"Yeryüzünü merhamet yurdu yapmalıyız"
Lütfü Oflaz, Merhamet Hareketi'ne öncülük ediyor. Gençliğinden beri zamanının bir kısmını hastanelerde acılar içinde kıvranan kimsesiz insanlara yardımcı olmak için ayıran, bir bakıma gönüllü hasta bakıcılık yapan Lütfü Oflaz, “Nasıl ki sevgi paylaşıldıkça çoğalırsa, acı da paylaşıldıkça azalır. Tarifsiz acılar çeken insanlara yardımcı olmak için Merhamet Hareketi gerekli. Bunun için merhamet seferberliği, vicdan seferberliği başlattık. Yeryüzünde merhameti, vicdanı hakim kılmalı, yeryüzünü merhamet coğrafyası, merhamet yurdu yapmalıyız” diyor.
KORAY TAŞDEMİR / İSTANBUL
“Bir nevi gönüllü hasta bakıcılık yaptım” diyen Oflaz, “Geçirdiği ağır kazalar, ağır hastalıklar, ağır ameliyatlar, ağır travmalar sonucu hastanelerde tarifsiz acılar çeken, üstelik de kimi kimsesi olmayan insanlar var. Vücudu kırılıp parçalandığı, bedeninin bir bölümü yandığı için ya da başka ağır sağlık sorunları, organ kayıpları nedeniyle tarifsiz acılar çeken insanlar var. Bunlar bakıma ve ilgiye muhtaçlar. Onların gündelik bakımlarının yanı sıra sevgi gösterecek, moral verecek, acılarıyla boğuşmalarına yardım edecek insanlara ihtiyaçları var. Ben gençliğimden beri onlara yardımcı olmaya çalıştım. Bir nevi gönüllü hasta bakıcılık yaptım” ifadelerini kullanıyor.

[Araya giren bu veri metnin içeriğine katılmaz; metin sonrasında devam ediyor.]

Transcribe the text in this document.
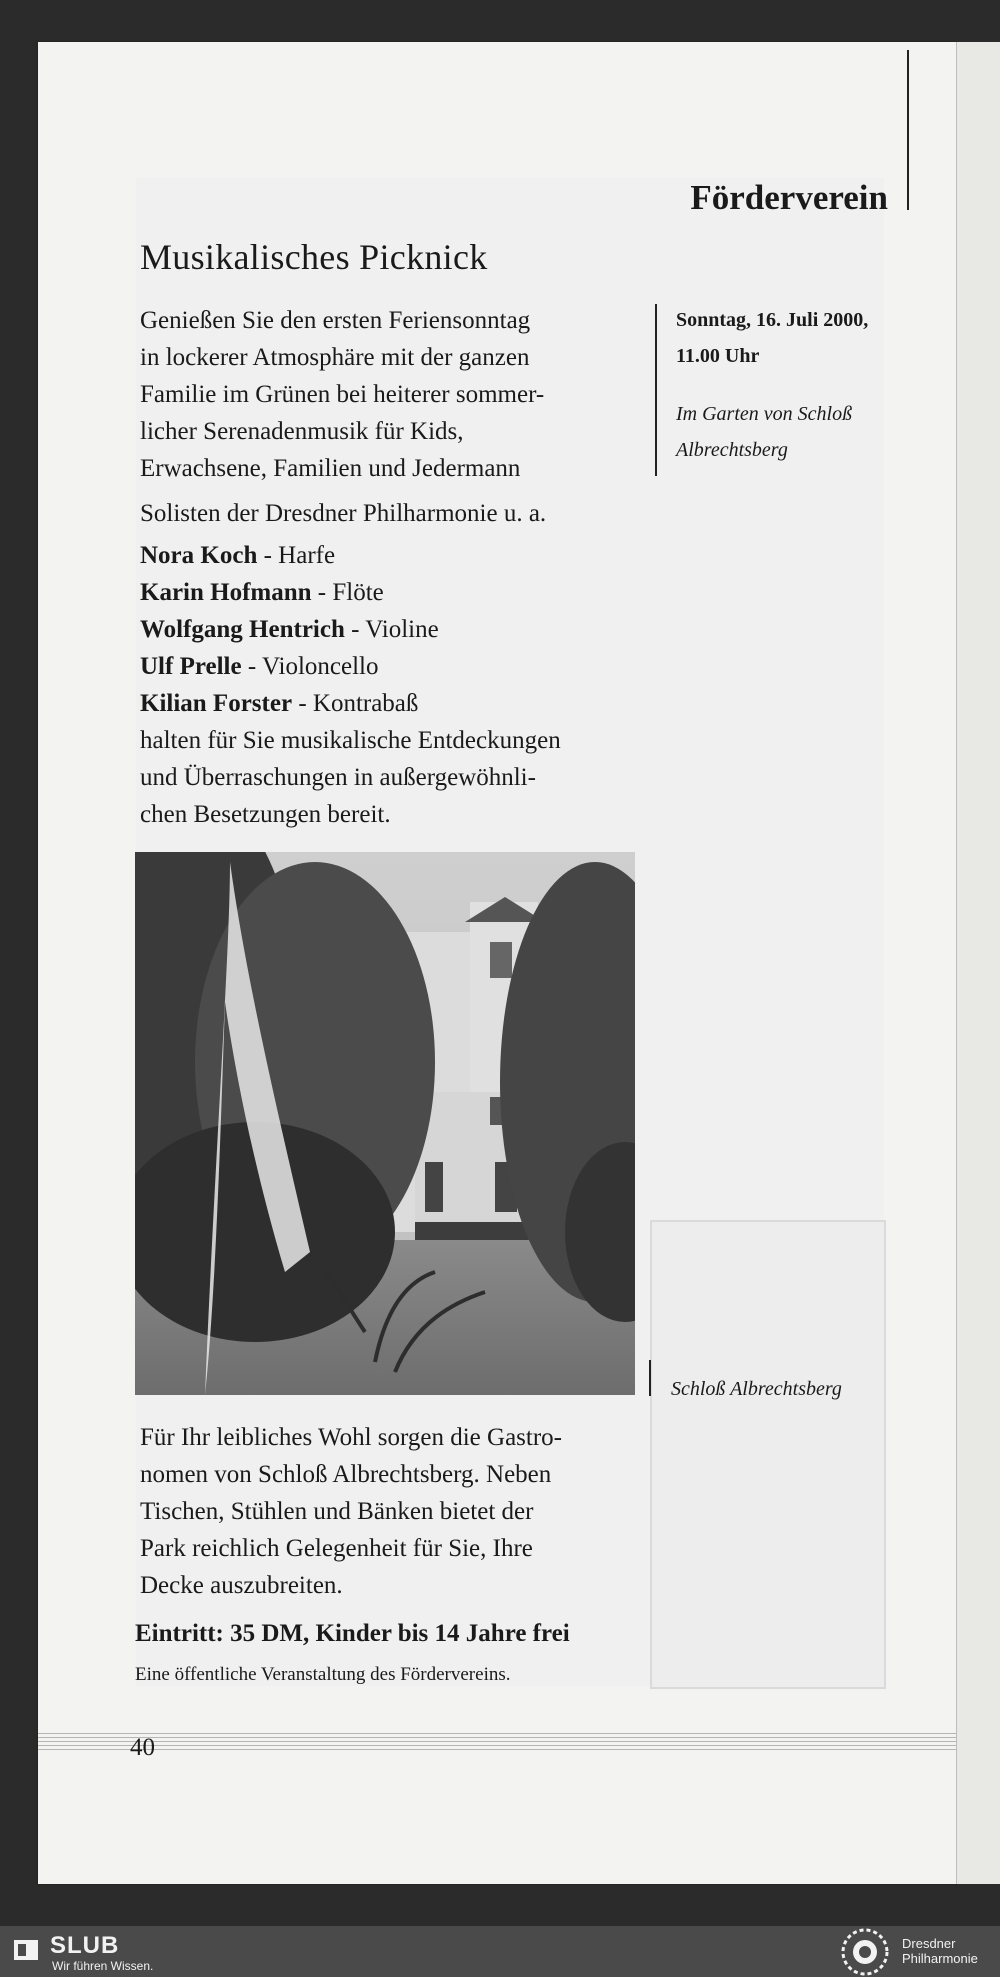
Förderverein
Musikalisches Picknick

Genießen Sie den ersten Feriensonntag

in lockerer Atmosphäre mit der ganzen

Familie im Grünen bei heiterer sommer-

licher Serenadenmusik für Kids,

Erwachsene, Familien und Jedermann

Solisten der Dresdner Philharmonie u. a.

Nora Koch - Harfe

Karin Hofmann - Flöte

Wolfgang Hentrich - Violine

Ulf Prelle - Violoncello

Kilian Forster - Kontrabaß

halten für Sie musikalische Entdeckungen

und Überraschungen in außergewöhnli-

chen Besetzungen bereit.

Sonntag, 16. Juli 2000,
11.00 Uhr
Im Garten von Schloß
Albrechtsberg
Schloß Albrechtsberg

Für Ihr leibliches Wohl sorgen die Gastro-

nomen von Schloß Albrechtsberg. Neben

Tischen, Stühlen und Bänken bietet der

Park reichlich Gelegenheit für Sie, Ihre

Decke auszubreiten.

Eintritt: 35 DM, Kinder bis 14 Jahre frei
Eine öffentliche Veranstaltung des Fördervereins.
40
SLUB
Wir führen Wissen.
Dresdner
Philharmonie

Merhamet Hareketi'nin öncüsü Lütfü Oflaz, “Yeryüzünü merhamet yurdu yapmalı, yeryüzünde merhameti, vicdanı hakim kılmalıyız”
Bugüne kadar insani, vicdani birçok eylemi gerçekleştiren yazar, düşünür, aktivist Lütfü Oflaz, şimdi de Merhamet Hareketi'ne öncülük ediyor
Yazar, düşünür, aktivist Lütfü Oflaz, kalemiyle olduğu kadar eylemleriyle, etkinlikleriyle de tanınan bir insan. Toplumda paylaşma, dayanışma, yardımlaşma duygusunu yaygınlaştırmak, kitleselleştirmek için çaba gösteriyor. Toplumculuğu savunuyor; kendinden başkasını düşünmeyen bencil anlayışa karşı çıkıyor. Kimsesizlerin kimsesi, çaresizlerin çaresi olmaya çalışıyor.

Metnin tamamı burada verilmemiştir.